– Time Passes, Hearts Heal, but Memories last Forever
THE Foster and District Community came together last Monday, November 11, to pay tribute to those who served Australia in times of war, including those who served in Iraq and East Timor and those still deployed to Afghanistan, as well as Australian Military involved in peace keeping forces.
The presence of those who attended the Foster RSL Sub-Branch’s service in Foster on Monday demonstrated the gratitude and respect Australians have for their fellow countrymen and women who fought to keep our country safe. Some 300 people attended the service, the number being greatly boosted by Foster Secondary College students. Traders in nearby shops left their businesses to follow the service from the footpath. The RSL thanks them for their respect for the occasion, along with both Secondary College and Primary school students for attending and for laying wreaths at the Cenotaph.

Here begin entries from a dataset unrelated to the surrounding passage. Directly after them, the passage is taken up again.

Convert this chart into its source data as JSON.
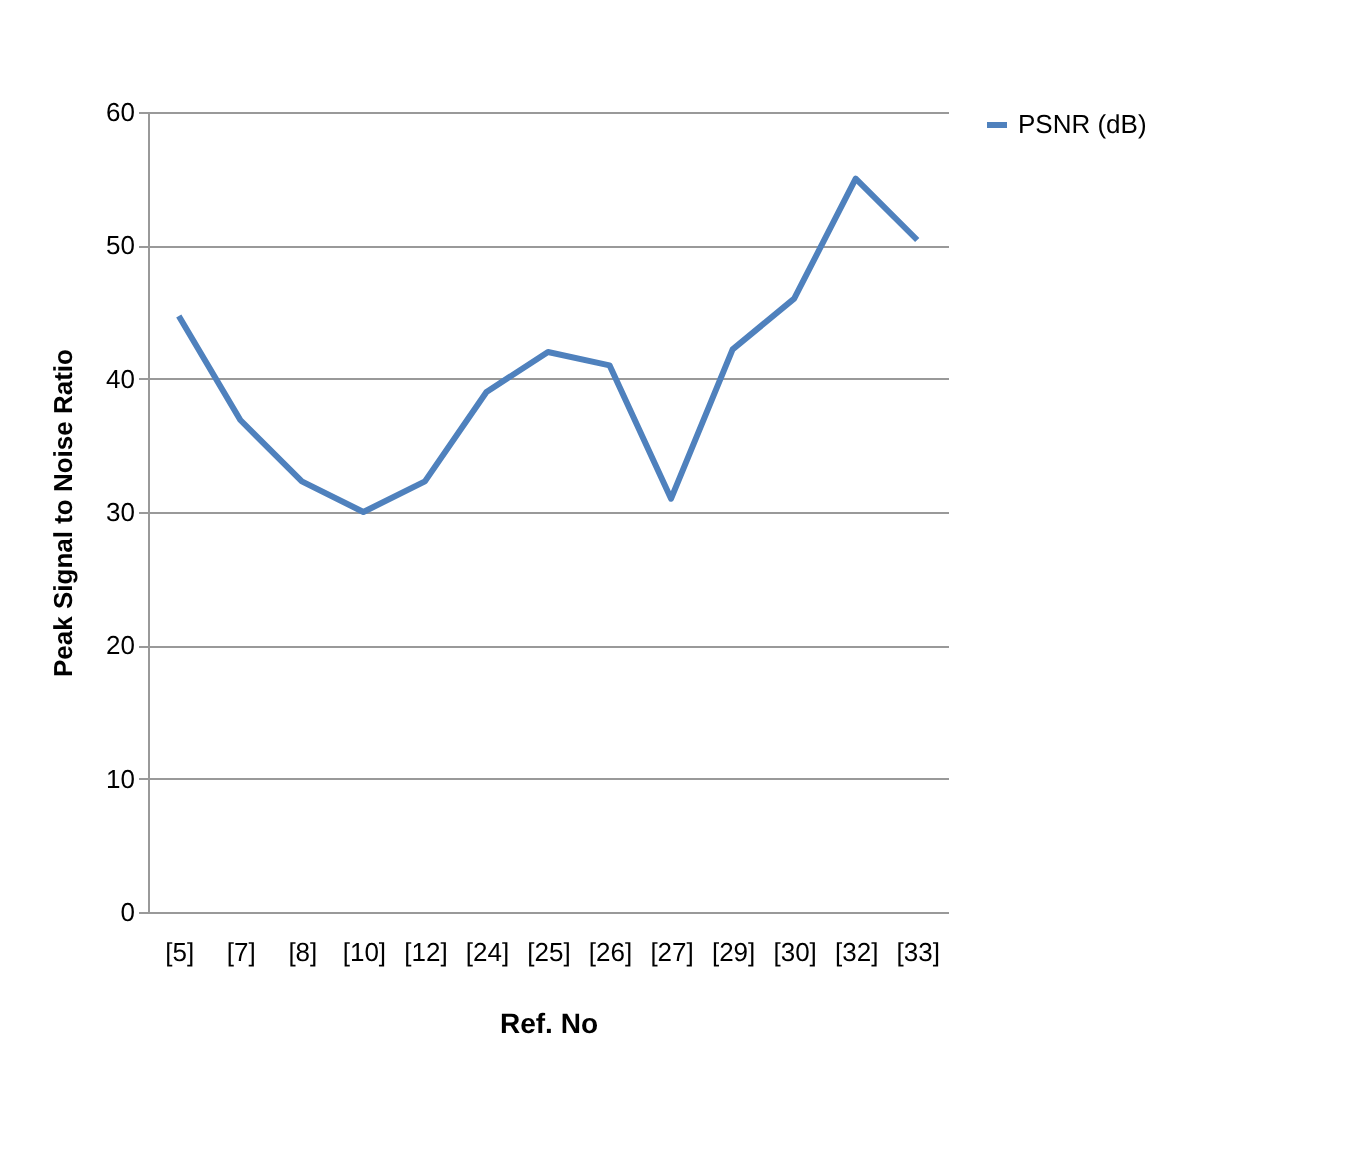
{
  "chart_data": {
    "type": "line",
    "xlabel": "Ref. No",
    "ylabel": "Peak Signal to Noise Ratio",
    "categories": [
      "[5]",
      "[7]",
      "[8]",
      "[10]",
      "[12]",
      "[24]",
      "[25]",
      "[26]",
      "[27]",
      "[29]",
      "[30]",
      "[32]",
      "[33]"
    ],
    "series": [
      {
        "name": "PSNR (dB)",
        "color": "#4f81bd",
        "values": [
          44.7,
          36.9,
          32.3,
          30,
          32.3,
          39,
          42,
          41,
          31,
          42.2,
          46,
          55,
          50.4
        ]
      }
    ],
    "ylim": [
      0,
      60
    ],
    "yticks": [
      0,
      10,
      20,
      30,
      40,
      50,
      60
    ],
    "grid": "y",
    "legend": "right",
    "marker": "none",
    "line_style": "solid"
  }
}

RSL president and Vietnam veteran Bruce Lester led the service. In his address Mr Lester spoke of Australia’s war service to the nation, mentioning each of the wars: WW1, WW11, Korea, Vietnam and Afghanistan. The total loss of Australian service personnel during this time amounted to more than 100,000, mainly young men. “The heavy loss of WW1 soldiers was deeply felt in places such as Foster”, he said, “leaving a big gap in small communities”.
Warrant Officer (ret) Ian Sutton attended the flag, and bugler Felicity Waite played the haunting notes of The Last Post and Reveille on a WW1 bugle.
Members of the community also placed wreaths in memory of loved ones who served Australia.
At the end of formalities Mr Lester issued an invitation to those present to share a sausage barbecue at the RSL rooms.
THE whole Fish Creek Primary School community attended the service at Fish Creek led by RSL President Mike Lovell and Maurie Aitken.
It was certainly appreciated by the older members of not only the Fish Creek RSL, but also the older generation who were in attendance. The children of today will keep the spirit of the ANZAC’s alive, commented one local.
The service, held at the Rock of Remembrance, which is looking a picture, due to the ongoing maintenance of the South Gippsland Shire and the children of the local primary school, was brief, but moving as the Last Post echoed out in Fish Creek’s Falls Road.
The roses in particular, the red ones which represents the blood of the soldiers and the white ones, the nurses who served and died, looked splended for the occasion. They are also named after well known Fish Creek residents.
Lest We Forget!
Red and white roses in full bloom beside the scarlet of a handmade Flanders poppy on a white cross for each one of those locals who served and lost their lives in World War One formed a poignant background to Toora’s Armistice Day service.
All of the students and staff from Toora Primary School assembled at the Toora Cenotaph at the intersection of the South Gippsland Highway and Stanley Street just before 11 am on Monday, where the Australia flag stood at half-mast.
They joined members of the Toora Returned and Services League sub-branch and the local community who gathered for a short but moving service led by the Toora RSL’s Rod Coughran-Lane.
“Today we have time to reflect on those who died and served for the Australian cause,” he said.
“At 5 am on November 11, 1918, three representatives of the German Army accepted the terms of the Armistice and at 11 am the guns fell silent on the Western Front after four years of war.”
Mr Coughran-Lane read the Ode of Rembrance from Laurence Binyon’s famous poem For the Fallen before a minute’s silence was observed and recordings of The Last Post and Reveille were played.
Wreaths were laid at the foot of the cenotaph in memory those lost in World War One, World War Two, Korea, Malaya and Vietnam among other conflicts, while a small sheaf of native flowers was left for the nurses who also served in all theatres.
Three school students placed a bright wreath of their own in honour of service people everywhere.